ドイツの少数民族「ソルブ人」とは?
ヨーロッパは、国名とその国に暮らす民族名が一致すると思われているきらいがあります。しかし、細かく見てみると、様々な民族が暮らしているケースは少なくありません。
今回は、ドイツに住む「ソルブ人」について解説します。
ソルブ人は、ドイツに暮らす少数民族で、ザクセン州バウツェン辺りに住む上ソルブ人と、ブランデンブルク州コトブス辺りに住む下ソルブ人に分かれています。彼らは「ソルブ語」というスラヴ系の言語を持っています。チェコ語やスロバキア語、ポーランド語と同じ西スラヴ系の言語です。ソルブ語は更に、上ソルブ人が使う上ソルブ語と下ソルブ人が使う下ソルブ語に分類されています。しかし、ソルブ人の多くは言語・文化面においてドイツ人化し、ソルブ語話者は減少しつつあり、ソルブ語は消滅の危機にあります。
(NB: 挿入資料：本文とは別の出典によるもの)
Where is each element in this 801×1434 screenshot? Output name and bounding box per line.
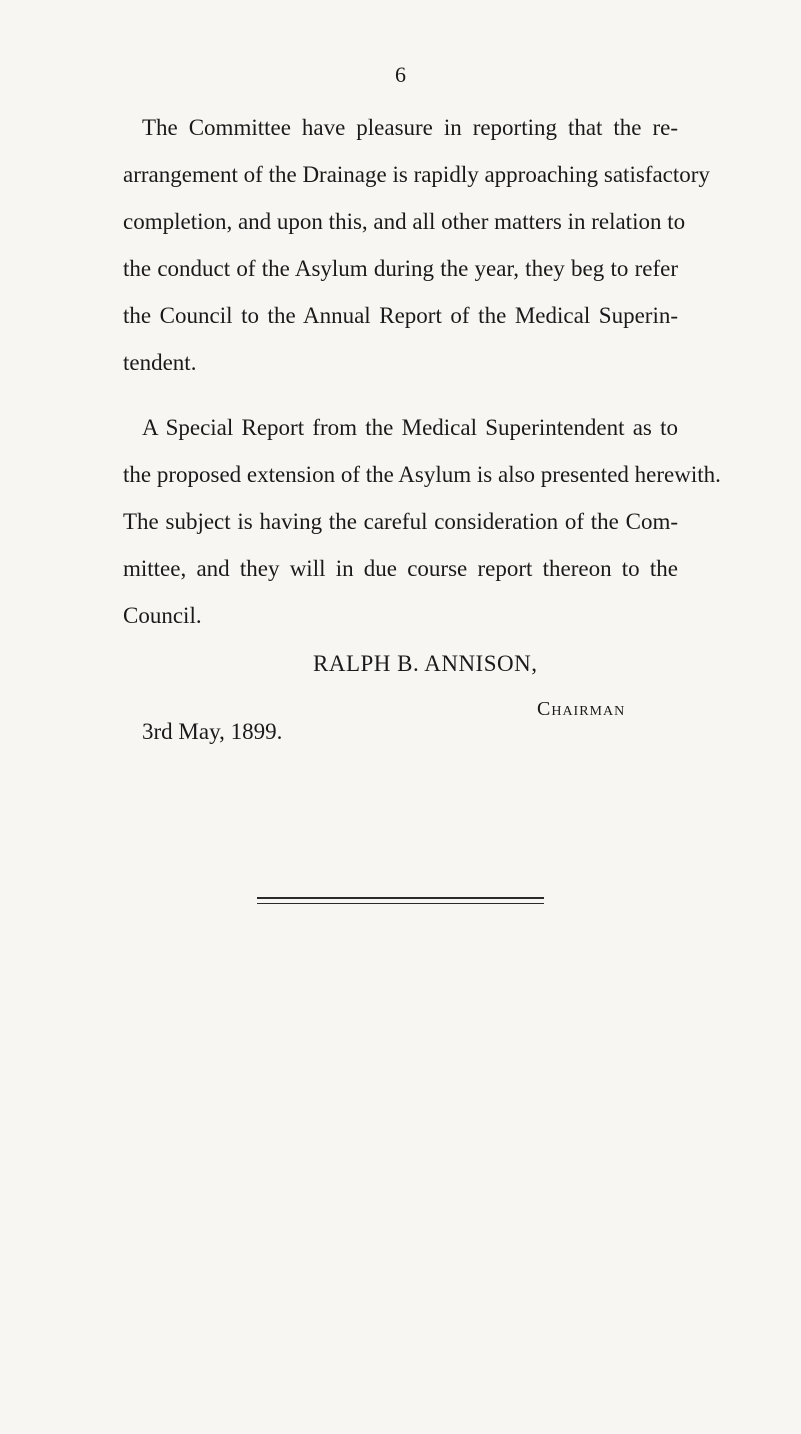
closing-rule-thin [257,903,544,904]
text-line: The Committee have pleasure in reporting that the re- [142,115,678,140]
closing-rule-thick [257,897,544,899]
text-line: The subject is having the careful consideration of the Com- [123,509,678,534]
text-line: the conduct of the Asylum during the year, they beg to refer [123,256,678,281]
text-line: the Council to the Annual Report of the Medical Superin- [123,303,678,328]
signatory-name: RALPH B. ANNISON, [313,651,538,676]
text-line: mittee, and they will in due course report thereon to the [123,556,678,581]
text-line: the proposed extension of the Asylum is also presented herewith. [123,462,721,487]
text-line: tendent. [123,350,197,375]
signatory-title: Chairman [537,698,626,720]
page-number: 6 [395,62,406,87]
report-date: 3rd May, 1899. [142,719,283,744]
text-line: A Special Report from the Medical Superintendent as to [142,415,678,440]
text-line: completion, and upon this, and all other matters in relation to [123,209,686,234]
text-line: arrangement of the Drainage is rapidly approaching satisfactory [123,162,710,187]
text-line: Council. [123,603,202,628]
ナチスドイツ時代には、ソルブ人の言語が禁止されるなど、弾圧が行われました。ナチスは、スラヴ系はヨーロッパ人の中でも「劣等民族」であるという理由で、スラヴ系に対してもユダヤ人同様に迫害を行っていました。しかし、第二次世界大戦後に、同じくスラヴ系民族が多数派のソ連により「解放(これも意味深な言葉ですが…↓下のリンク参照)」されます。
ソ連侵入後は、ソルブ人の言語や文化を保護するような政策が行われ、東ドイツがその政策を引き継ぎます。しかし、それはあくまでも社会主義政策の一環で、ソルブ人に対する強制移住政策も行われていたと言います。↓下の記事参考
単一民族国家という印象が強いドイツですが、実は少数民族、それも移民でなく昔から住んでいる人達も存在しています。ナチスによる迫害や、社会主義体制による支配の歴史など、日本で耳にする機会は少ないですが、この際に知っていただけると嬉しいです。